The Annual Republican Piñata, the Environmental Protection Agency Budget

Imbibed by the holiday spirit, I fulfilled my seasonal indulgence of counting our victories and spreading good tidings about the year's environmental Congressional accomplishments. Now, with the end of the holiday season, it is time to discuss one of the concessions our allies were forced to make: the hollowing out of the EPA budget.

 

The new budget deal sealed in November put an end to sequestration, increasing both defense and nondefense spending by $33 billion each in FY 2016 and $23 billion each in FY 2017. Whereas virtually every federal agency got a considerable bump thanks to the budget agreement--the Environmental Protection Agency's budget, was flat.

 

Even agencies that Republicans hate almost as much as EPA, received more money.
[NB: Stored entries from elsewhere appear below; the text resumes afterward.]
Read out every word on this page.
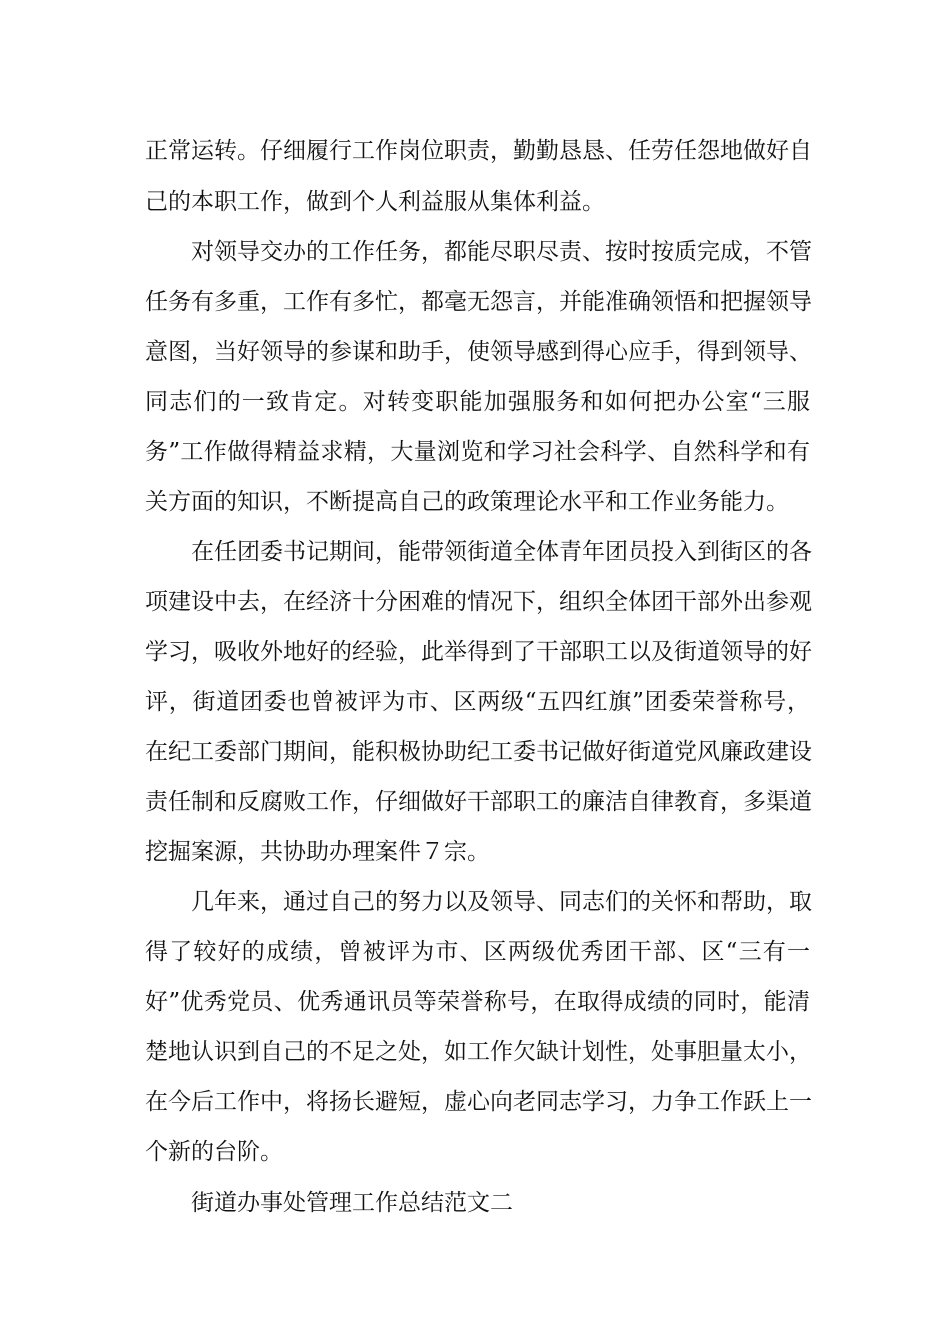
正常运转。仔细履行工作岗位职责，勤勤恳恳、任劳任怨地做好自
己的本职工作，做到个人利益服从集体利益。
对领导交办的工作任务，都能尽职尽责、按时按质完成，不管
任务有多重，工作有多忙，都毫无怨言，并能准确领悟和把握领导
意图，当好领导的参谋和助手，使领导感到得心应手，得到领导、
同志们的一致肯定。对转变职能加强服务和如何把办公室“三服
务”工作做得精益求精，大量浏览和学习社会科学、自然科学和有
关方面的知识，不断提高自己的政策理论水平和工作业务能力。
在任团委书记期间，能带领街道全体青年团员投入到街区的各
项建设中去，在经济十分困难的情况下，组织全体团干部外出参观
学习，吸收外地好的经验，此举得到了干部职工以及街道领导的好
评，街道团委也曾被评为市、区两级“五四红旗”团委荣誉称号，
在纪工委部门期间，能积极协助纪工委书记做好街道党风廉政建设
责任制和反腐败工作，仔细做好干部职工的廉洁自律教育，多渠道
挖掘案源，共协助办理案件７宗。
几年来，通过自己的努力以及领导、同志们的关怀和帮助，取
得了较好的成绩，曾被评为市、区两级优秀团干部、区“三有一
好”优秀党员、优秀通讯员等荣誉称号，在取得成绩的同时，能清
楚地认识到自己的不足之处，如工作欠缺计划性，处事胆量太小，
在今后工作中，将扬长避短，虚心向老同志学习，力争工作跃上一
个新的台阶。
街道办事处管理工作总结范文二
For instance, and I excerpt from a long description from Democratic House appropriators:

 

  • $11.235 billion for the Internal Revenue Service (IRS), which is $1.1 billion higher than the House-passed level.
  • $147.9 million each for the National Endowment for the Arts and the National Endowment for the Humanities, which is $1.9 million more than the 2015 enacted level and $1.9 million more than the House bill.
  • $2.1 billion for Energy Efficiency and Renewable Energy, which is $404 million more than the House bill and $136 million more than the FY 2015 enacted level.
  • $1.237 billion for the Bureau of Land Management, which is $117 million more than the 2015 enacted
  • $1.508 billion for the Fish and Wildlife Service, which is $69 million more than the 2015 enacted level and $77 million more than the House bill.
  • $450 million is provided for the Land and Water Conservation Fund, an increase of $144 million above the 2015 enacted level.
  • $32.1 billion for the National Institutes of Health (NIH), which is $2 billion than the 2015 enacted level

 

To be sure, the budget deal and accompanying tax package were an extraordinary feat of negotiation and compromise in what may have deemed a time of an unprecedented divisiveness in government. We had significant victories. But of course, as is the case with any compromise, everyone walked away feeling like they'd lost out. The Republicans disappointed that the final deal failed to include hundreds of their proposed harmful environmental riders, insisted that their war on EPA continue. And the best way to do that was to strangle the EPA budget.

 

Since 2010, EPA's budget has fallen 28% -- not counting inflation. According to the Republicans on the House Appropriations Committee, these and other reductions to EPA programs will "help the agency return to its core mission of cleaning up environmental problems" rather than "unnecessary regulatory expansion."

 

That, of course is untrue. When President Nixon established EPA, he called for a "strong, independent agency" which top mission was to "establish and enforce environmental protection standards." http://www.epa.gov/aboutepa/birth-epa

 

As we go into 2016, the Republican leadership again will be pushing anti-environmental bills and strategies, including future budget cuts. They, and their big polluter contributors, want to keep environmental enforcement weak. Because of this, they will continue to pretend that every environmental violation is minor, technical or inadvertent. And if a company goes to great lengths to hide its violations of environmental law--as we saw earlier this year with the VW diesel scandal--Republicans will have no problem blaming EPA for its enforcement failures.

 

EPA needs more funding for exactly this purpose: to prevent these environmental problems from occurring in the first place and establishing regulations that protect the public. It is precisely by writing and enforcing rules and performing necessary oversight that EPA is able to fulfill its core mission and help prevent the environmental catastrophes that harm the U.S. economy, threaten our natural resources, and hurt American consumers. By continuing to underfund the EPA, Congress fails to provide the agency with adequate resources to fulfill this vital mission.